Eine Mitarbeiterin wird ihn unterstützen. „Wir haben schon im Vorfeld eine Übereinkunft mit einer zukünftigen Mitarbeiterin getroffen: Sie wird die Reinigung übernehmen und mittelfristig die Reservierungen entgegennehmen.“ Und: Der 60-Jährige hat auch schon einen Namen für seinen neuen Betrieb: „Zum Windrad“. Dies hat einen starken Bezug zum Ort, mit dem Windigsteiger Windhund als Wahrzeichen und der jährlichen Veranstaltung „Das Windrad dreht sich“.

Die Suche nach dem Regionalen

Nitsch bietet einen eigenen Serviceraum für Räder, verleiht auf Bitte der Marktgemeinde und des Vereins „Zukunftsraum Thayaland“ E-Bikes, deren Akkus bei ihm aufgeladen werden können. Eine Ladestation für E-Fahrzeuge ist vor dem Haus.

„Worauf wir besonderen Wert legen, ist die persönliche Betreuung.

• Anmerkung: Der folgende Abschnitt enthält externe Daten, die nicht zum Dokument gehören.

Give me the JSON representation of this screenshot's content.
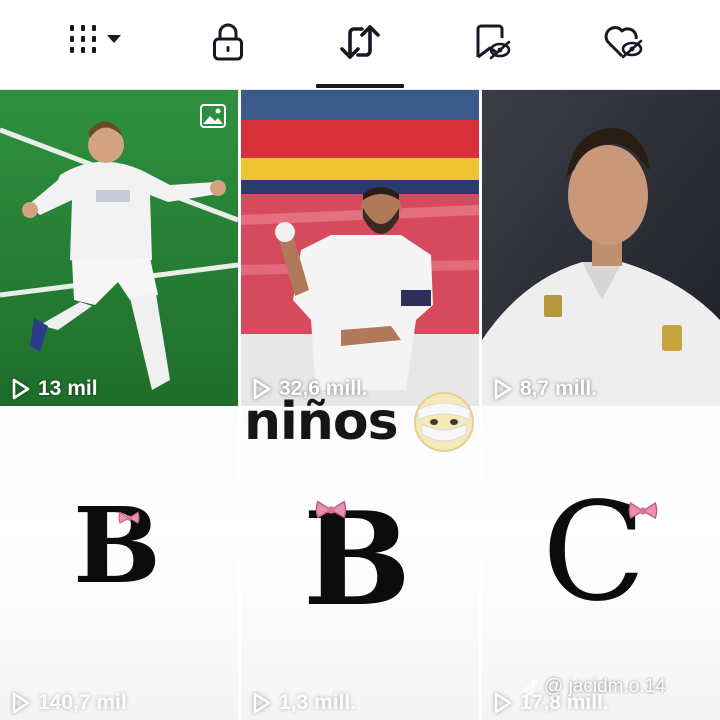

Wir wollen versuchen, dieses heimelige Gefühl zu vermitteln.“ Er beobachte, dass im Corona-Jahr die Hotels zwar viel verloren haben, die privaten Vermieter aber am wenigsten. „Die Gäste suchen wieder dieses Regionale und Persönliche“, ergänzt Nitsch. „Wenn jeder Gast mit einem Smiley rausgeht, dann haben wir gewonnen.“

Eine Filiale übernommen

Der gelernte Einzelhandelskaufmann hatte im Oktober arbeitstechnisch mehr zu tun als geplant: Die Übergabe der ehemaligen Bäckerei Görlich in Schwarzenau (Bezirk Zwettl) fand nicht erst im November statt. Der bisherige Betreiber Markus Hochleitner befindet sich bis 27. Oktober coronabedingt in Quarantäne.

„Daher habe ich mich entschlossen, das Geschäft gar nicht wieder zu öffnen“, erklärt Hochleitner, der „auf gar keinen Fall mehr selbstständig“ sein möchte. Nitsch hat kurzfristig am 6. Oktober übernommen.

Er hat Zeit seines Lebens den Gedanken getragen, selbstständig im direkten Kontakt mit Kunden werden zu wollen. Das hat er sich dann 2018 erfüllt.

„Eine Filiale habe ich überhaupt nicht am Schirm gehabt, aber Elisabeth Görlich hat mir diesen Floh ins Ohr gesetzt“, schildert er. „Da Schwarzenau keinen Nahversorger hat und wir mit einer Filiale den Standort in Windigsteig absichern können, habe ich zugesagt.“ Besitzerin Görlich ist mehr als froh darüber: „Ich bin jetzt sehr glücklich.“ Nitsch hofft, dass er mit den drei Säulen – zwei Geschäften, einer Pension – Krisen gut bewältigen kann.